Mutation analysis of a Chinese family with genetic dentinogenesis imperfecta.

Author: Er-jun QU ¹ ; Hong-bo ZHANG ; Lan-ying CHEN ; Ling-biao GU
Author Information

1. Department of Biological Engineering, Henan University of Urban Construction, Pingdingshan, Henan, 467044, PR China.
Publication Type:Journal Article
MeSH: Amino Acid Sequence; Asian Continental Ancestry Group; genetics; Base Sequence; Dentinogenesis Imperfecta; genetics; Exons; Extracellular Matrix Proteins; genetics; Female; Humans; Male; Microsatellite Repeats; Molecular Sequence Data; Mutation; Pedigree; Phosphoproteins; Sialoglycoproteins; Young Adult
From: Chinese Journal of Medical Genetics 2009;26(5):536-538
CountryChina
Language:Chinese
Abstract:
OBJECTIVETo study the genetic etiology of an autosomal dominant dentinogenesis imperfecta in a Chinese family.

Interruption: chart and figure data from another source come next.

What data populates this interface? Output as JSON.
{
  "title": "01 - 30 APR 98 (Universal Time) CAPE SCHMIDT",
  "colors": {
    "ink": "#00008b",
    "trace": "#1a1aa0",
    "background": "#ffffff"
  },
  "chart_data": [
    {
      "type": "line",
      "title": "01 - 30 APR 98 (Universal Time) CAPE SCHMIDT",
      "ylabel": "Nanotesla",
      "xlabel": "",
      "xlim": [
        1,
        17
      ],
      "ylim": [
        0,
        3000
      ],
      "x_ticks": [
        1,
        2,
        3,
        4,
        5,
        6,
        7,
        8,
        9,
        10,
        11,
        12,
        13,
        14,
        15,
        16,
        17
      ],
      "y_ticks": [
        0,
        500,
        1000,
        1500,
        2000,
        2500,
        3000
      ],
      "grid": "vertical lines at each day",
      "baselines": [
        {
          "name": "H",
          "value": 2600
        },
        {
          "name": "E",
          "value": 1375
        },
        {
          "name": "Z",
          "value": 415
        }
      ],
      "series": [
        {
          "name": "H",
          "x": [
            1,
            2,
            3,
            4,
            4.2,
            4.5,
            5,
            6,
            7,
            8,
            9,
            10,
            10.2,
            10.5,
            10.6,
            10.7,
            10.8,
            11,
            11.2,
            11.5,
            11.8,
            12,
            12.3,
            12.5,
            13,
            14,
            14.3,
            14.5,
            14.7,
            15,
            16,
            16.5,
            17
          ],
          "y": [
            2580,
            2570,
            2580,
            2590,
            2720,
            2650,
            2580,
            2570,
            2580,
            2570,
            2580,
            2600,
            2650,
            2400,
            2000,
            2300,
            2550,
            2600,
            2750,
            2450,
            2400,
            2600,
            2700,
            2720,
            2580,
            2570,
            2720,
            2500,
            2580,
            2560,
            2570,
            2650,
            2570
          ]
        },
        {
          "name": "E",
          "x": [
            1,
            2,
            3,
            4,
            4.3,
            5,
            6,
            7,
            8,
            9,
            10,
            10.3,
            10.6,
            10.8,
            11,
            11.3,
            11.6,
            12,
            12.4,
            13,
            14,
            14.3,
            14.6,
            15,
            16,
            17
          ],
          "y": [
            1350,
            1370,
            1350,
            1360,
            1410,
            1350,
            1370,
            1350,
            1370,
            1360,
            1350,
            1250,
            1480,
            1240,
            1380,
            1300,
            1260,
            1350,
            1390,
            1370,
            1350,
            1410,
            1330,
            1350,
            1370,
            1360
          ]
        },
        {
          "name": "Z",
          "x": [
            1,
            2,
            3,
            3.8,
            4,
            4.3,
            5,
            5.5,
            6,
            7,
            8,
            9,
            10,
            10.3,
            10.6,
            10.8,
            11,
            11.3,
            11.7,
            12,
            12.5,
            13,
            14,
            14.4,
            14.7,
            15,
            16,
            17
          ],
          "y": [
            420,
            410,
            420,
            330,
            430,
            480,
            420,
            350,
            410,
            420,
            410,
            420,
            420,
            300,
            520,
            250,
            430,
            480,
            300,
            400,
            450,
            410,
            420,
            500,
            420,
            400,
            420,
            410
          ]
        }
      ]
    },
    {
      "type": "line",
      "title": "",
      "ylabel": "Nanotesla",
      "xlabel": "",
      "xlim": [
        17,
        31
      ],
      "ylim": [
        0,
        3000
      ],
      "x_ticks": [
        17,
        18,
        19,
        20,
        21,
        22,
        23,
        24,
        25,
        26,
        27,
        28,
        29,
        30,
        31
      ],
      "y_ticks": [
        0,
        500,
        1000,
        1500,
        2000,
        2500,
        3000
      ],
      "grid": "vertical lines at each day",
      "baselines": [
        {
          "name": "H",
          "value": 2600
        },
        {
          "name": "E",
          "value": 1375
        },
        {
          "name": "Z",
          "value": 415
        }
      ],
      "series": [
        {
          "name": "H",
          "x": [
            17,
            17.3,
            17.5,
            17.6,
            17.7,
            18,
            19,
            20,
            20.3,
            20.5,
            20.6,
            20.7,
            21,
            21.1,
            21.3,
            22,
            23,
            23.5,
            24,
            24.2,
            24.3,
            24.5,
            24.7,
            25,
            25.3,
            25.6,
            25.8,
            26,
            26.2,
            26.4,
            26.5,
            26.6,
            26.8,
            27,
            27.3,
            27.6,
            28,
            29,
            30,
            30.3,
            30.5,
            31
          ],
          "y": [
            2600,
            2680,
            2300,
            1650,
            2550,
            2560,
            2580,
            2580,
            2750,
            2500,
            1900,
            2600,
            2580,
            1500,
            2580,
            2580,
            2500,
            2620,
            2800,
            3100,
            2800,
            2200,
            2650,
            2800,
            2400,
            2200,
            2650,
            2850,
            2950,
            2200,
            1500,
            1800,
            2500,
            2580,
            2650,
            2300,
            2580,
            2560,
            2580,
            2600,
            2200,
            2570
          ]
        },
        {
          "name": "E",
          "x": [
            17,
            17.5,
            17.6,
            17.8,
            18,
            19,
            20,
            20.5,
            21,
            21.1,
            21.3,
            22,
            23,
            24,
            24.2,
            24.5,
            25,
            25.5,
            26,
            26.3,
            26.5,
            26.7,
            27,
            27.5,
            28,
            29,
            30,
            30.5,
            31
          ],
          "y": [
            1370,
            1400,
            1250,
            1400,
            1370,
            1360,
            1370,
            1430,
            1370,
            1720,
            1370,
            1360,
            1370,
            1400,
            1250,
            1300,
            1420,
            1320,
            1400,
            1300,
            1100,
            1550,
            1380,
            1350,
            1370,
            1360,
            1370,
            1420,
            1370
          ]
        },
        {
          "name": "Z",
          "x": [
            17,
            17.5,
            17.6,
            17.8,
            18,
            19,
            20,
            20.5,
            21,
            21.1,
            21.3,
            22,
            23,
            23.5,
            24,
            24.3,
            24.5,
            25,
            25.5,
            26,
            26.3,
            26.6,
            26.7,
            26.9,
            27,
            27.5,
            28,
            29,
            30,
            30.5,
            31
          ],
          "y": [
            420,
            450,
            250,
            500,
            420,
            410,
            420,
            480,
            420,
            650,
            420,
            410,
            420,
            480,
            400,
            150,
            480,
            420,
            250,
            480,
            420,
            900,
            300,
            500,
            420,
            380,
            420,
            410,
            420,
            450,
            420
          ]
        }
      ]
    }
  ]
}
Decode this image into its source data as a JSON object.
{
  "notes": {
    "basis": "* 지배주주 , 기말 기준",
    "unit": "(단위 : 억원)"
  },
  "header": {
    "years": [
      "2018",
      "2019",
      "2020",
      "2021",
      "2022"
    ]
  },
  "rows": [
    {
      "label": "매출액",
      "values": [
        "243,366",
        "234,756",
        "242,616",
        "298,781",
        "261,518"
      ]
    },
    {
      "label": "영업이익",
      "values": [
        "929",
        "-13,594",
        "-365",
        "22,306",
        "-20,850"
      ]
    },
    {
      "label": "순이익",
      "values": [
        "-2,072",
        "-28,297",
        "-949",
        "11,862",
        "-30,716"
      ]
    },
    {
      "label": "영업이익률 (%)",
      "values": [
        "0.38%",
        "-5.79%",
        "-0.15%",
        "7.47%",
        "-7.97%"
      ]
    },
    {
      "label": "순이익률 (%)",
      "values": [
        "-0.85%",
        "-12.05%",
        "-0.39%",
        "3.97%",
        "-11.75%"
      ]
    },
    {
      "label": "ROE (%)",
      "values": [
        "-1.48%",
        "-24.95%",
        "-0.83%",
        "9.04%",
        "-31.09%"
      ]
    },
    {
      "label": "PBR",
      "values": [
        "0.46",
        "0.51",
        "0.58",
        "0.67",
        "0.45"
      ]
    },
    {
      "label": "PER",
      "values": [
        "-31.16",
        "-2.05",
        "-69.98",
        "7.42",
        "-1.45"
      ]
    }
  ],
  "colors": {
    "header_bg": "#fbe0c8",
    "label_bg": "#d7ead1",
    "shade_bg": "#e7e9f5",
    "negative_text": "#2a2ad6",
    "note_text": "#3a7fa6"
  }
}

METHODSThe molecular change of the disease in the family was analyzed through the clinical examination, linkage analysis, mutational screening of the DSPP gene and restriction fragment length polymorphism analysis.
RESULTSThe disease related gene was completely linked with microsatellite marker D4S1534. We found a novel mutation in the first exon of the DSPP gene (c.49C>T, p.Pro17Ser). All patients in the family had the mutation, while this mutation was not observed in the normal individuals of this family and 100 unrelated controls.
CONCLUSIONThe p.Pro17Ser identified in the family was a new pathogenic mutation. Our finding provided further understanding of the molecular mechanism of dentinogenesis imperfecta.